Why Your Calm Matters
When a child is overwhelmed, they are in a heightened emotional state.
Meeting their fire with more fire only escalates it.
Meeting it with calm teaches:
- Big emotions are manageable.
- Adults don’t panic.
- Mistakes don’t equal rejection.
This doesn’t mean you will always respond perfectly. No parent does.
In fact, repairing after losing your temper — apologising, explaining, reconnecting — is itself a powerful resilience lesson.
Children learn that relationships can bend and return.
The Role of Self-Care in Resilience
Resilience is not about grinding through exhaustion.
It also involves knowing when to pause.
When adults say:
“I feel a bit overwhelmed. I’m going to take a short walk.”
“I need a minute to calm down.”
“I’m going to read quietly for ten minutes.”
They model self-regulation.
Children learn that stepping back is not weakness, it’s a strategy.
This helps prevent resilience from becoming toxic endurance.
Everyday Opportunities to Build Resilience
Resilience grows through small, ordinary experiences:
- Building something that collapses.
- Losing a game.
- Not getting picked first.
- Struggling with a zip.
- Hearing “not today.”
- Watching adults disagree and then repair.
Even open-ended play supports this.
When a toy has one correct outcome, success is fixed.
When children build with junk modelling materials — boxes, tubes, tape — they experiment, adjust, fail, retry.
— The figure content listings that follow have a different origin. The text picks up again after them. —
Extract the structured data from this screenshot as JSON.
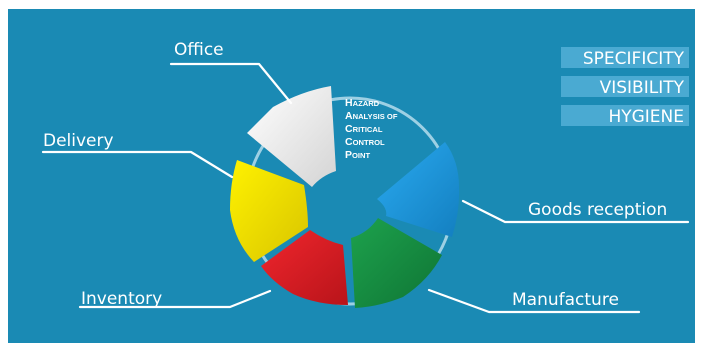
{
  "labels": {
    "office": "Office",
    "delivery": "Delivery",
    "inventory": "Inventory",
    "manufacture": "Manufacture",
    "goods_reception": "Goods reception"
  },
  "title": {
    "line1": {
      "initial": "H",
      "rest": "AZARD"
    },
    "line2": {
      "initial": "A",
      "rest": "NALYSIS OF"
    },
    "line3": {
      "initial": "C",
      "rest": "RITICAL"
    },
    "line4": {
      "initial": "C",
      "rest": "ONTROL"
    },
    "line5": {
      "initial": "P",
      "rest": "OINT"
    }
  },
  "tags": [
    "SPECIFICITY",
    "VISIBILITY",
    "HYGIENE"
  ],
  "colors": {
    "background": "#1a8ab4",
    "office": "#ffffff",
    "delivery": "#f2e400",
    "inventory": "#e31f26",
    "manufacture": "#179445",
    "goods_reception": "#1d9fe0"
  }
}
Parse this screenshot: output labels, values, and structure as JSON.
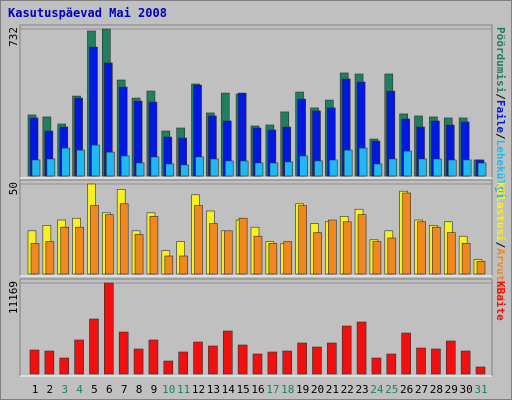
{
  "chart_data": [
    {
      "type": "bar",
      "title": "Kasutuspäevad Mai 2008",
      "ylim": [
        0,
        732
      ],
      "yticks": [
        732
      ],
      "legend_separator": "/",
      "series": [
        {
          "name": "Pöördumisi",
          "color": "#1f7f5f",
          "values": [
            304,
            294,
            259,
            398,
            722,
            732,
            478,
            388,
            423,
            224,
            239,
            458,
            314,
            413,
            408,
            249,
            254,
            319,
            418,
            339,
            378,
            513,
            508,
            184,
            508,
            309,
            299,
            294,
            289,
            289,
            80
          ]
        },
        {
          "name": "Faile",
          "color": "#0018e0",
          "values": [
            289,
            224,
            244,
            388,
            642,
            563,
            443,
            373,
            368,
            194,
            189,
            453,
            299,
            274,
            413,
            239,
            229,
            244,
            383,
            324,
            339,
            483,
            468,
            174,
            423,
            284,
            244,
            274,
            254,
            269,
            80
          ]
        },
        {
          "name": "Lehekülgi",
          "color": "#20b8f0",
          "values": [
            80,
            85,
            139,
            129,
            154,
            119,
            100,
            65,
            95,
            60,
            55,
            95,
            85,
            75,
            75,
            65,
            65,
            70,
            100,
            75,
            80,
            129,
            139,
            60,
            85,
            124,
            85,
            85,
            80,
            80,
            65
          ]
        }
      ]
    },
    {
      "type": "bar",
      "ylim": [
        0,
        50
      ],
      "yticks": [
        50
      ],
      "legend_separator": "/",
      "series": [
        {
          "name": "Külastusi",
          "color": "#f8f020",
          "values": [
            24,
            27,
            30,
            31,
            50,
            34,
            47,
            24,
            34,
            13,
            18,
            44,
            35,
            24,
            30,
            26,
            18,
            17,
            39,
            28,
            29,
            32,
            36,
            19,
            24,
            46,
            30,
            27,
            29,
            21,
            8
          ]
        },
        {
          "name": "Arvuteid",
          "color": "#f08820",
          "values": [
            17,
            18,
            26,
            26,
            38,
            33,
            39,
            22,
            32,
            10,
            10,
            38,
            28,
            24,
            31,
            21,
            17,
            18,
            38,
            23,
            30,
            29,
            33,
            18,
            20,
            45,
            29,
            26,
            23,
            17,
            7
          ]
        }
      ]
    },
    {
      "type": "bar",
      "ylim": [
        0,
        11169
      ],
      "yticks": [
        11169
      ],
      "categories": [
        "1",
        "2",
        "3",
        "4",
        "5",
        "6",
        "7",
        "8",
        "9",
        "10",
        "11",
        "12",
        "13",
        "14",
        "15",
        "16",
        "17",
        "18",
        "19",
        "20",
        "21",
        "22",
        "23",
        "24",
        "25",
        "26",
        "27",
        "28",
        "29",
        "30",
        "31"
      ],
      "category_colors": [
        "#000000",
        "#000000",
        "#208060",
        "#208060",
        "#000000",
        "#000000",
        "#000000",
        "#000000",
        "#000000",
        "#208060",
        "#208060",
        "#000000",
        "#000000",
        "#000000",
        "#000000",
        "#000000",
        "#208060",
        "#208060",
        "#000000",
        "#000000",
        "#000000",
        "#000000",
        "#000000",
        "#208060",
        "#208060",
        "#000000",
        "#000000",
        "#000000",
        "#000000",
        "#000000",
        "#208060"
      ],
      "series": [
        {
          "name": "KBaite",
          "color": "#f01010",
          "values": [
            2945,
            2822,
            1963,
            4173,
            6750,
            11169,
            5154,
            3068,
            4173,
            1595,
            2700,
            3927,
            3436,
            5276,
            3559,
            2454,
            2700,
            2822,
            3804,
            3313,
            3804,
            5890,
            6381,
            1963,
            2454,
            5031,
            3190,
            3068,
            4050,
            2822,
            859
          ]
        }
      ]
    }
  ]
}
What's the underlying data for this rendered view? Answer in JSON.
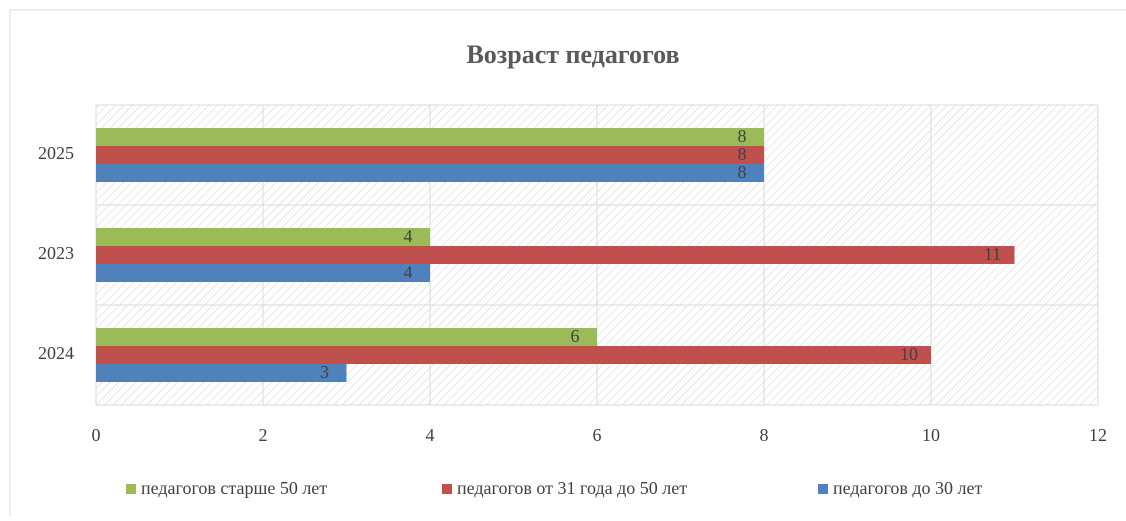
{
  "chart_data": {
    "type": "bar",
    "orientation": "horizontal",
    "title": "Возраст педагогов",
    "categories": [
      "2024",
      "2023",
      "2025"
    ],
    "series": [
      {
        "name": "педагогов до 30 лет",
        "color": "#4f81bd",
        "values": [
          3,
          4,
          8
        ]
      },
      {
        "name": "педагогов от 31 года до 50 лет",
        "color": "#c0504d",
        "values": [
          10,
          11,
          8
        ]
      },
      {
        "name": "педагогов старше 50 лет",
        "color": "#9bbb59",
        "values": [
          6,
          4,
          8
        ]
      }
    ],
    "xlim": [
      0,
      12
    ],
    "xticks": [
      0,
      2,
      4,
      6,
      8,
      10,
      12
    ],
    "grid": true,
    "legend": "bottom"
  }
}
The process matters more than perfection.
That’s resilience in action.
When Arguments Happen at Home
Children may overhear adult disagreements.
Pretending nothing happened can increase anxiety.
Instead:
- Find out what they think happened.
- Correct misunderstandings gently.
- Reassure safety and stability.
- Model repair.
Seeing adults disagree respectfully — and reconnect — teaches children that relationships can stretch without snapping.
Should You Force Participation?
If a child doesn’t want to join in — at a party, in a game, at nursery — forcing rarely builds resilience.
Confidence precedes resilience.
Allow watching. Model engagement. Offer support.
Pressure increases fear; safety increases courage.
The Most Important Protective Factor
Research consistently shows that one of the strongest predictors of resilience is at least one secure, reliable adult relationship.
A child who knows:
- “There is someone who believes in me.”
- “I can go to them with problems.”
- “They stay steady when I wobble.”
…has a powerful resilience buffer.
You don’t need to be perfect.
You need to be present.
The Takeaway
Resilience is not built by eliminating difficulty.
It is built by:
- Allowing safe struggle
- Modelling coping strategies
- Encouraging reflection
- Repairing after conflict
- Building confidence
- Staying calm when children cannot
If you focus on growing your child’s confidence in small, everyday ways, you are quietly strengthening their resilience.
And in a world we cannot fully predict, that may be one of the greatest gifts we can give them.